Because Gamma rays occur naturally in background radiation, the radiation-sensing node will inevitably make non-disaster-related detections at random intervals normally from 10 to 30 pulses per minute, as shown in Fig. 9. For the Alpha and Beta tests, we used a 2 % thoriated tungsten rod, a material commonly used in welding. The thorium used in 2 % thoriated tungsten is a radioactive element and thus is dangerous to the health of people exposed to it and to the environment. First, we set the radiation-sensing node to measure background radiation for a period of 20 min. Next, we moved a thoriated tungsten rod close to the radiation-sensing node for 5 min and then removed it. Figures 10, 11, and 12 illustrate the testing results for radiation detection of thoriated tungsten, in CPS, CPM, and µSV/h, respectively.
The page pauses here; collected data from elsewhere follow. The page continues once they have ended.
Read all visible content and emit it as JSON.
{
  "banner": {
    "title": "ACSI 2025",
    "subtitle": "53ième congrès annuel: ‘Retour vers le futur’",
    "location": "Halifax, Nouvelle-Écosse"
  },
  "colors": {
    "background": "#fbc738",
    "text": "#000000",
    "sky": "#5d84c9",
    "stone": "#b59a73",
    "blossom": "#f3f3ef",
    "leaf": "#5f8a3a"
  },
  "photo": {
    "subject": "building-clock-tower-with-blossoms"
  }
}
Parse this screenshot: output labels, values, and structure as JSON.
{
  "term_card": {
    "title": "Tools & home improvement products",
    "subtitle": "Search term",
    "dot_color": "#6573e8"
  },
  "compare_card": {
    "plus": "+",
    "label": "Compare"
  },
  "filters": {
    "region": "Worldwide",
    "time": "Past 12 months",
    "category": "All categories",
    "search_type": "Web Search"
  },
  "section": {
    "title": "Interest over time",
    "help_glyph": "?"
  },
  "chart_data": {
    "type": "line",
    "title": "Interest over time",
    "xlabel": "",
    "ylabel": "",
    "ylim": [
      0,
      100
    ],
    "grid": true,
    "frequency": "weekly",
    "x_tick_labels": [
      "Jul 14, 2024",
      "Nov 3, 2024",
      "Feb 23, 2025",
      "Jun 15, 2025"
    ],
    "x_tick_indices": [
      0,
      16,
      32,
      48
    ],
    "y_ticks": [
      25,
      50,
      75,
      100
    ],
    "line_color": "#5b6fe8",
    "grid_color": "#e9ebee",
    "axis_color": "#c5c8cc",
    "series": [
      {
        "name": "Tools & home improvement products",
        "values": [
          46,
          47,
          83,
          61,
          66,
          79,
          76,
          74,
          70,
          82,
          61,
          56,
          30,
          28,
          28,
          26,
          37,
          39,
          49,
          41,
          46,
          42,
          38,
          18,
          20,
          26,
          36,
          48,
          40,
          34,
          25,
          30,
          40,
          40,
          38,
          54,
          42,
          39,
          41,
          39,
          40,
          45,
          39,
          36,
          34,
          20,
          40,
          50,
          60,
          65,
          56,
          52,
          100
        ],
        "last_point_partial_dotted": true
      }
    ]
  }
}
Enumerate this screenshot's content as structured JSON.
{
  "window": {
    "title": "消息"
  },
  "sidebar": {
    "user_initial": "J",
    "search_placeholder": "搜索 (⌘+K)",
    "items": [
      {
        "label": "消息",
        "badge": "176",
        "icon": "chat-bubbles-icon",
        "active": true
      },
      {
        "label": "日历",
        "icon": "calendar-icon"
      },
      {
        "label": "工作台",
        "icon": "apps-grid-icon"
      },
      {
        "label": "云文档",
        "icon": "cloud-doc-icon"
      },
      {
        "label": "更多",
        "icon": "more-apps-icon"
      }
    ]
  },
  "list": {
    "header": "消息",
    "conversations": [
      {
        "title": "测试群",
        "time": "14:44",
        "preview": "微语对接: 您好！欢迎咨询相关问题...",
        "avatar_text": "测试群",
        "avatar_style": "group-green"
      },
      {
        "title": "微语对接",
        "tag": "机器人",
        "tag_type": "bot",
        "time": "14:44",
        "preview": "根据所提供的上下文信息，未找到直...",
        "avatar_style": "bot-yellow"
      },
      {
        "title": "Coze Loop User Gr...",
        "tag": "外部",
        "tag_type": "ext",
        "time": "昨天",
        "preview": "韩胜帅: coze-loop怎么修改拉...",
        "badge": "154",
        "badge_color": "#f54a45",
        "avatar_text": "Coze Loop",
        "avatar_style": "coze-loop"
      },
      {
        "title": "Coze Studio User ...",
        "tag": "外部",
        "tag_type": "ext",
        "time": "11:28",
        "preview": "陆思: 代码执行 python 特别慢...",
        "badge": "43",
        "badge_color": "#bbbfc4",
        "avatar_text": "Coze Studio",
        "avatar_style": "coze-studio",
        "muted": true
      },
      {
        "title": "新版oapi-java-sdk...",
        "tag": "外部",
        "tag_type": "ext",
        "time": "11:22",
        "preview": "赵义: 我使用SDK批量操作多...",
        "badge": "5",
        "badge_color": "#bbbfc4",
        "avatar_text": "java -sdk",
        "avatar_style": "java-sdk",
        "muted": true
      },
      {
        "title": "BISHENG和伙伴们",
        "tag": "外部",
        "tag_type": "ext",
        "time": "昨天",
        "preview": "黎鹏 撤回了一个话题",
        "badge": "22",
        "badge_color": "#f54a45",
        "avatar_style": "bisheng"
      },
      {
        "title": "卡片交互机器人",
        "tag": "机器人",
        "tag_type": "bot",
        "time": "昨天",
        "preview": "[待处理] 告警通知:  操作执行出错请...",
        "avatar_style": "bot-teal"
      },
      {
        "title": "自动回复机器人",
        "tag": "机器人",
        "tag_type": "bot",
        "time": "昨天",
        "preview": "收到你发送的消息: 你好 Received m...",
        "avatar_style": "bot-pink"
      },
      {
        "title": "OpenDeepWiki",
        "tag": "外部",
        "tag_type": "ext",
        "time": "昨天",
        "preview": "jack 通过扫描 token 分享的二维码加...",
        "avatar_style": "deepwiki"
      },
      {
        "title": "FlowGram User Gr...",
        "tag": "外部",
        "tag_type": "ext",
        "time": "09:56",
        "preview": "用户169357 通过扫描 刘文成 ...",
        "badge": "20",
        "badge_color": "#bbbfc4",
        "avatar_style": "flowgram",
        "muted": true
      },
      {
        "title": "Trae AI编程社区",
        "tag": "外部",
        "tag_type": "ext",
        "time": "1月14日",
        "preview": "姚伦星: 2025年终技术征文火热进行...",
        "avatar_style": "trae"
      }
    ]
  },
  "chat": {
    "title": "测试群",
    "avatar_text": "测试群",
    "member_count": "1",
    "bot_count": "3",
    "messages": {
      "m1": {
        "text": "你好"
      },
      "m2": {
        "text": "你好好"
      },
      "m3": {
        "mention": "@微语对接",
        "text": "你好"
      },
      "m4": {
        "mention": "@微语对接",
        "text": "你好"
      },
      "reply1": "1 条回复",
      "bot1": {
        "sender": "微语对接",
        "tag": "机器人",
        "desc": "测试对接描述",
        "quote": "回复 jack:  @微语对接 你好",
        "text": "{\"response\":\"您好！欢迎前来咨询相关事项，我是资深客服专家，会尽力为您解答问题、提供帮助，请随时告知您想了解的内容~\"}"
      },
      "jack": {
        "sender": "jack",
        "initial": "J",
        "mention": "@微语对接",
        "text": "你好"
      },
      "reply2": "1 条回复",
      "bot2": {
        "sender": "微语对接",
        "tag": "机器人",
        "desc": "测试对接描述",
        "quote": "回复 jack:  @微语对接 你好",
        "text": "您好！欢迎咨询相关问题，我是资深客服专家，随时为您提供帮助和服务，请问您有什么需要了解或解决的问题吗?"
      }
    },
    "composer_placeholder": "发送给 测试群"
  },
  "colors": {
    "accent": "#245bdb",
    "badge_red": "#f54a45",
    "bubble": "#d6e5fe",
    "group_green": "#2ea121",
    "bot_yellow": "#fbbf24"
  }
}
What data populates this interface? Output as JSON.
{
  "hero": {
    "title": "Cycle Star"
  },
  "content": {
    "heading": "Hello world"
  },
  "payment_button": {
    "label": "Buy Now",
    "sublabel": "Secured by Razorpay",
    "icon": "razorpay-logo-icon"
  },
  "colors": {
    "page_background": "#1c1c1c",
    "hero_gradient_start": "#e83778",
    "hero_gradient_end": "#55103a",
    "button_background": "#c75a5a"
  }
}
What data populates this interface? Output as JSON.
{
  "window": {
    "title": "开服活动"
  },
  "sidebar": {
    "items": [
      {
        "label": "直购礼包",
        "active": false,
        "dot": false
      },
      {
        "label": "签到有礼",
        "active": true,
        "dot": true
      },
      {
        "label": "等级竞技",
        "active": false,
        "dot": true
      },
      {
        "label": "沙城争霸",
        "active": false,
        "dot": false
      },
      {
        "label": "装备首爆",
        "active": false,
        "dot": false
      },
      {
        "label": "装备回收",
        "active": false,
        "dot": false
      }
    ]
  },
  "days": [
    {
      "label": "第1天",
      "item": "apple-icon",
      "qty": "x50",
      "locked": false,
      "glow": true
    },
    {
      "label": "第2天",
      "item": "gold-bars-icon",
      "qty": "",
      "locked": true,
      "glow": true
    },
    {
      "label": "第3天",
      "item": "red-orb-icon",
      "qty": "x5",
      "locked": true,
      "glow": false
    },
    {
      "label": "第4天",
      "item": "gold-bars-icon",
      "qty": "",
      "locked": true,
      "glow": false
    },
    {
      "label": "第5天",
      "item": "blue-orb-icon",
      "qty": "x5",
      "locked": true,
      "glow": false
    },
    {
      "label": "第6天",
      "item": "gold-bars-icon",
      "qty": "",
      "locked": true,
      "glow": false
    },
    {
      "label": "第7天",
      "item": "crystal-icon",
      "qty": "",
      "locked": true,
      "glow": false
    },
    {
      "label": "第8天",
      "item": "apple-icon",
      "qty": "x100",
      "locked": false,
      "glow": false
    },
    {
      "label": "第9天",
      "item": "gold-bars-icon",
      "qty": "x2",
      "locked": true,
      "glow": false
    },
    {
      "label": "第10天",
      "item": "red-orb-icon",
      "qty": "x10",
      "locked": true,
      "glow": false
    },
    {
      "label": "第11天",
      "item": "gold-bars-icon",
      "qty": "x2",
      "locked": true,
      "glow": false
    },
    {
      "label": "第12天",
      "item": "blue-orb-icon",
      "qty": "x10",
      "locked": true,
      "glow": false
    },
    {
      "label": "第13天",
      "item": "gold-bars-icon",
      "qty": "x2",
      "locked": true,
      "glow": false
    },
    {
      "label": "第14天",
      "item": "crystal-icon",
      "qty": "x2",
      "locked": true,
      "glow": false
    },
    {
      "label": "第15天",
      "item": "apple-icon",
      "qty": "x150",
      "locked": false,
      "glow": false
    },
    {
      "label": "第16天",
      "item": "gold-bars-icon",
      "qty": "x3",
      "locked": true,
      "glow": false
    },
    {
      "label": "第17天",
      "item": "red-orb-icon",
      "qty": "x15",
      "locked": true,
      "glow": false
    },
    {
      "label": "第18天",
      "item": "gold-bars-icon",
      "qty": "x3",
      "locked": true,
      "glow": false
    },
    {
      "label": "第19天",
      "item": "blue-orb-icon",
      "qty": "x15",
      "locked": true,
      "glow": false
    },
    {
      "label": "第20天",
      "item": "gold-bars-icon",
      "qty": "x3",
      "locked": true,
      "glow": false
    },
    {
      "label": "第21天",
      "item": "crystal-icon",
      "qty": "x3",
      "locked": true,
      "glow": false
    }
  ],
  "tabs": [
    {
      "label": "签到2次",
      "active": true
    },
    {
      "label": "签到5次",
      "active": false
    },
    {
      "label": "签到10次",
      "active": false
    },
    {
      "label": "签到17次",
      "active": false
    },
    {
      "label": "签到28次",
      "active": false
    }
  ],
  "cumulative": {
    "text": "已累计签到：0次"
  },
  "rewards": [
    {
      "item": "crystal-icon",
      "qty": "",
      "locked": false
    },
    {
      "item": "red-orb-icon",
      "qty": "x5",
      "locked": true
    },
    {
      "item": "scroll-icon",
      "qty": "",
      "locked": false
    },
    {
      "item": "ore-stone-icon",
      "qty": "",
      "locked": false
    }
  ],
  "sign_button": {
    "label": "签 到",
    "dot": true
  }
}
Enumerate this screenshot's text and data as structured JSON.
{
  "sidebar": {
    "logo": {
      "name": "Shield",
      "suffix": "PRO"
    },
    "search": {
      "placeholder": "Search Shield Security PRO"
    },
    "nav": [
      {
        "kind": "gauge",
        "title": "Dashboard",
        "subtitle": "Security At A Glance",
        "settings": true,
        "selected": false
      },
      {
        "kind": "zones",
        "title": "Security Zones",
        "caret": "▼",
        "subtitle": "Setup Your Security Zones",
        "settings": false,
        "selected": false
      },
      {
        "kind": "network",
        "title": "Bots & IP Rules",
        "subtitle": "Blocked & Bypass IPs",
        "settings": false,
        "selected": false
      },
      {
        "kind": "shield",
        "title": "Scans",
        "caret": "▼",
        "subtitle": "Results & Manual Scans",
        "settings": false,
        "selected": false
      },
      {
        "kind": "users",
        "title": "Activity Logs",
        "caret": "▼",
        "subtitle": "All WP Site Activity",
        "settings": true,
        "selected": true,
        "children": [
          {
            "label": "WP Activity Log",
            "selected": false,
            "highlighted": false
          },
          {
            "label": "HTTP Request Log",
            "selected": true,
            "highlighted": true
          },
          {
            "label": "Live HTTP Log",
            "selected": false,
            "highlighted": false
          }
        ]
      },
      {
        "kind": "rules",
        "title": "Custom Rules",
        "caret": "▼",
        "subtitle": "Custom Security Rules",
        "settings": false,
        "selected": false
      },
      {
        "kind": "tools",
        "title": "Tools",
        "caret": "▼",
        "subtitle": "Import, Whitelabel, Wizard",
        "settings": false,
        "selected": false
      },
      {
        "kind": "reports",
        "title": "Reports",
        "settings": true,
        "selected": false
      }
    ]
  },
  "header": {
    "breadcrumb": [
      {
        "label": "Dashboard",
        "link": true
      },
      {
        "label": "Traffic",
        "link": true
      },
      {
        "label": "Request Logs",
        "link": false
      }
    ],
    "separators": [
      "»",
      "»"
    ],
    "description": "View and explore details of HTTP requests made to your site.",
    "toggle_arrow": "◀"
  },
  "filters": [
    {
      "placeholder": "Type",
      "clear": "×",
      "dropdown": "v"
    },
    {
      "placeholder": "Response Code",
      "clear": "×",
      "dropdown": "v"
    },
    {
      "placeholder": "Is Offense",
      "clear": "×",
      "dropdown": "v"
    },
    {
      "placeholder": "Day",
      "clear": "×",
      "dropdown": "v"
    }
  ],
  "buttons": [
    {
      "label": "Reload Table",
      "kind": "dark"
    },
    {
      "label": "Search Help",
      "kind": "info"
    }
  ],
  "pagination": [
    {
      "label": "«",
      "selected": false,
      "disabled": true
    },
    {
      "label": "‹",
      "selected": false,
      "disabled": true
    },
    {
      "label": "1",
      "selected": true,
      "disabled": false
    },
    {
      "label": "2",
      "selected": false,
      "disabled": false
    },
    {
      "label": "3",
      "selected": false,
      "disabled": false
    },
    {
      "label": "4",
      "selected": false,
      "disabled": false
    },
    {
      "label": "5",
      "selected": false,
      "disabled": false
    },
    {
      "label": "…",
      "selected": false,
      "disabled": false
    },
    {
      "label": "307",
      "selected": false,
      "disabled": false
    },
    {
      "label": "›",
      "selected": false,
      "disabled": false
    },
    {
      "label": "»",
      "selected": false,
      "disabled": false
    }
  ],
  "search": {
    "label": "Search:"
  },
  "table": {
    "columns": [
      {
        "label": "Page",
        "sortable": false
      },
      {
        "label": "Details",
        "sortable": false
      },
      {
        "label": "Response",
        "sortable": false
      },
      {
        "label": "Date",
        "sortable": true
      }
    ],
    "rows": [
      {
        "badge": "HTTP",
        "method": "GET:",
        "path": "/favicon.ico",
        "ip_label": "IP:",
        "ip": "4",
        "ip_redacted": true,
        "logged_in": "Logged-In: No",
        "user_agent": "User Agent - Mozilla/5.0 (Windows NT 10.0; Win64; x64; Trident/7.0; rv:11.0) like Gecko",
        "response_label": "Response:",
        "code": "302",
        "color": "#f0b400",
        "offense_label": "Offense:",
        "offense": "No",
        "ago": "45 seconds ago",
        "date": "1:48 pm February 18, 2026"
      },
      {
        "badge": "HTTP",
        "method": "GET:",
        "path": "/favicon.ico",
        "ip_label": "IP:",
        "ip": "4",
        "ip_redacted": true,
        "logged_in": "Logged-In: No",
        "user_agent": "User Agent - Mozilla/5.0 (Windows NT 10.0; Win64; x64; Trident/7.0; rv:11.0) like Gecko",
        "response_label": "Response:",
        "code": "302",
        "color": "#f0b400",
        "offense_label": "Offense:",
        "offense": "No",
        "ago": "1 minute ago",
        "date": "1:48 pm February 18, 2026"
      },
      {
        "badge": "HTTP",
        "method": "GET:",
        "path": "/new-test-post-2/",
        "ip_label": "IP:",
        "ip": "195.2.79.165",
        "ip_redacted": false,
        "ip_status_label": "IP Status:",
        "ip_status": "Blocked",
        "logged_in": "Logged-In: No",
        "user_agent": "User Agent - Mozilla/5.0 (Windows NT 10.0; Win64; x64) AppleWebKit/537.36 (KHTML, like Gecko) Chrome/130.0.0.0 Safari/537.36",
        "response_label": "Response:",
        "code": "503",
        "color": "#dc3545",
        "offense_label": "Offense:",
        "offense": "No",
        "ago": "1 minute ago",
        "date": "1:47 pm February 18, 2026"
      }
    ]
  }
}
As expected, the radiation-sensing node counted more when the thoriated tungsten rod was nearer to it. The distribution of CPM was from 10 to 30, corresponding to 0.1 to 0.3 µSV/h without the thoriated tungsten rod. Likewise, the radiation value significantly increased when the thoriated tungsten rod was closer to the Geiger tube. The peak detected value of µSV/h was about four times greater than that of average detected background radiation.

Fig. 9
figure 9

 Background radiation (cpm)

Fig. 10
figure 10

The number of pulses by second (cps)

Fig. 11
figure 11

The number of pulses by minute (cpm)

Fig. 12
figure 12

Value of radiation in µSV/h

Having validated the radiation-sensing node, we will proceed to a description of an IDIIP operational scenario. Generally, radiation-sensing nodes would be discretely deployed in buildings or infrastructure located between a nuclear power plant and residential areas. All information about radiation that they detect will be sent to an IOT center node within their communication range. Subsequently, that IOT center node will send data to IEWS by calling the web service, and then saving radiation data to the database. The public is informed if the disaster has occurred, via phone app and can see the radiation distribution on Google Maps. Figure 13 illustrates the main screen of our Android-based smart phone app. As can be seen in the figure, a radiation icon is shown in the monitoring panel. When a user clicks the icon, a Google Maps pop-up will show all deployed radiation sensor nodes that are marked on the map. The user therefore can know the radiation value in specific places, such as the nuclear power plant or their own house. Clicking on the text label will cause another page to appear, displaying the trend of radiation.

Fig. 13
figure 13

Radiation distribution as shown on Google Maps within our Android-based smart phone app

5 Conclusion

This study developed an IDIIP for radiation monitoring. The architecture of this platform was introduced, and its hardware design and software design of all components were discussed in detail. An experimental study was conducted to verify the proposed IDIIP. First, an experiment for radiation measurement was conducted to validate our prototype radiation-sensing node and IOT center node. Subsequently, an operational radiation-monitoring scenario for this platform was described. All results indicate that this platform would be beneficial for radiation monitoring and disaster information dissemination to the public.